Terakhir kita baru sadar ketika isu pemansan global terus mengemuka, ketika permukaan air terus naik, dan ketika kita dihadapkan pada kenyataan bahwa bumi telah sekarat dan kita manusia adalah subyek yang telah dan akan terus memberikan kontribusi untuk membunuh bumi. Betapa kita manusia yang mengaku lebih “modern” daripada masyarakat India Kuno, Seattle Indian, atau pun Badui kenyataannya justru lebih primitif. Kita justru melupakan hakikat dasar kehidupan. Bahwa manusia dan non manusia (alam) adalah satu kesatuan.
Jika satu pihak hancur, maka pihak lainnya juga akan hancur.

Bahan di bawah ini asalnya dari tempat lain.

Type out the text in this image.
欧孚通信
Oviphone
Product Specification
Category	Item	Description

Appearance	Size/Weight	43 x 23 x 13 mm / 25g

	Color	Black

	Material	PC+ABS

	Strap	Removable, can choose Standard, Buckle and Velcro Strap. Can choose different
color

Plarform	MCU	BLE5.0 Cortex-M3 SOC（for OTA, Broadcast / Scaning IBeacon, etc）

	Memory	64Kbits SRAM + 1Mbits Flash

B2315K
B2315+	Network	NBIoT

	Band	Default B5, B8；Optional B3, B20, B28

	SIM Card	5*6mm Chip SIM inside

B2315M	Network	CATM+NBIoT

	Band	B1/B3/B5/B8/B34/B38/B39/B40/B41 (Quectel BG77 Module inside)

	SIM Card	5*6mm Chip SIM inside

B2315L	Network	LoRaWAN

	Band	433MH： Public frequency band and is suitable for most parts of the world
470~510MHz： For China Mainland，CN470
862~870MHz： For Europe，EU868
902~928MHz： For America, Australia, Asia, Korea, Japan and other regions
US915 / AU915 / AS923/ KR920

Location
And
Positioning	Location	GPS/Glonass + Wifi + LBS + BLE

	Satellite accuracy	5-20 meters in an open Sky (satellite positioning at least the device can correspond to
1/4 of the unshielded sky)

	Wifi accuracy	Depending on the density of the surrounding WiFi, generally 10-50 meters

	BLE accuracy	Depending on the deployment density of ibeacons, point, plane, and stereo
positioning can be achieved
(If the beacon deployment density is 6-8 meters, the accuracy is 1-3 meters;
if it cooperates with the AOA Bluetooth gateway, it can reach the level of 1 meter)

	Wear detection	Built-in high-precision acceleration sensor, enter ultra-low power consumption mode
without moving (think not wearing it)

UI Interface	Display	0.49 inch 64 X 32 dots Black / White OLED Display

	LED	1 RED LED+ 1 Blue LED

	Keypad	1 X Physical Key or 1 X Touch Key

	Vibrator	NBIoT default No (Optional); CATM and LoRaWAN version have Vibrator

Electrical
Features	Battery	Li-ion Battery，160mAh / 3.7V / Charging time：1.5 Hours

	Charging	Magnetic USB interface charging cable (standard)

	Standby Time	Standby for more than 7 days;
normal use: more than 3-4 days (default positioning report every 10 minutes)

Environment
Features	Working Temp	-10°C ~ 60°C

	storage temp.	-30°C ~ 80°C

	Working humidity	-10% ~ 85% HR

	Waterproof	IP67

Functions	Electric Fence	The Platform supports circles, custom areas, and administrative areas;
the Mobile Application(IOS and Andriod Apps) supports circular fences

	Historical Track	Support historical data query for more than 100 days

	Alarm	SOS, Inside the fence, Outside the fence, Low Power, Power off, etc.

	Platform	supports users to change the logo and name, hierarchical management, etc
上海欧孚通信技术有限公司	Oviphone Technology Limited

Indonesia sebagai negara dengan jumlah penduduk muslim terbesar di dunia yang kitab sucinya mendukung konservasi alam pada 2007 justru tercatat dalam Guinness Book of Record sebagai negara penghancur hutan tercepat. .Dalam buku rekor itu tertulis, “Dari 44 negara yang secara kolektif memiliki 90% hutan di dunia, negara yang meraih tingkat laju deforestasi tahunan tercepat di dunia adalah Indonesia, dengan 1.8 juta hektar hutan dihancurkan per tahun antara tahun 2000 hingga 2005—sebuah tingkat kehancuran hutan sebesar 2% setiap tahunnya atau 51 km2 per hari.”
Sebanyak 72%dari hutan asli Indonesia telah musnah dan setengah dari yang masih ada terancam keberadaannya oleh penebangan komersil, kebakaran hutan dan pembukaan hutan untuk kebun kelapa sawit. Ironisnya Indonesia adalah salah satu paru-paru dunia. Berdasarkan pantauan dua satelit NASA, Terra dan Aqua yang mengorbit pada 1999 dan 2002, terlihat bahwa dua wilayah di dunia, yaitu hutan tropis Amazon di Amerika Latin dan wilayah kepulauan tropis Indonesia, merupakan dua wilayah di muka Bumi yang mampu menyerap gas CO2 paling besar, yaitu mencapai sekitar 2.5 kilogram gas karbon per meter kubik setiap tahunnya.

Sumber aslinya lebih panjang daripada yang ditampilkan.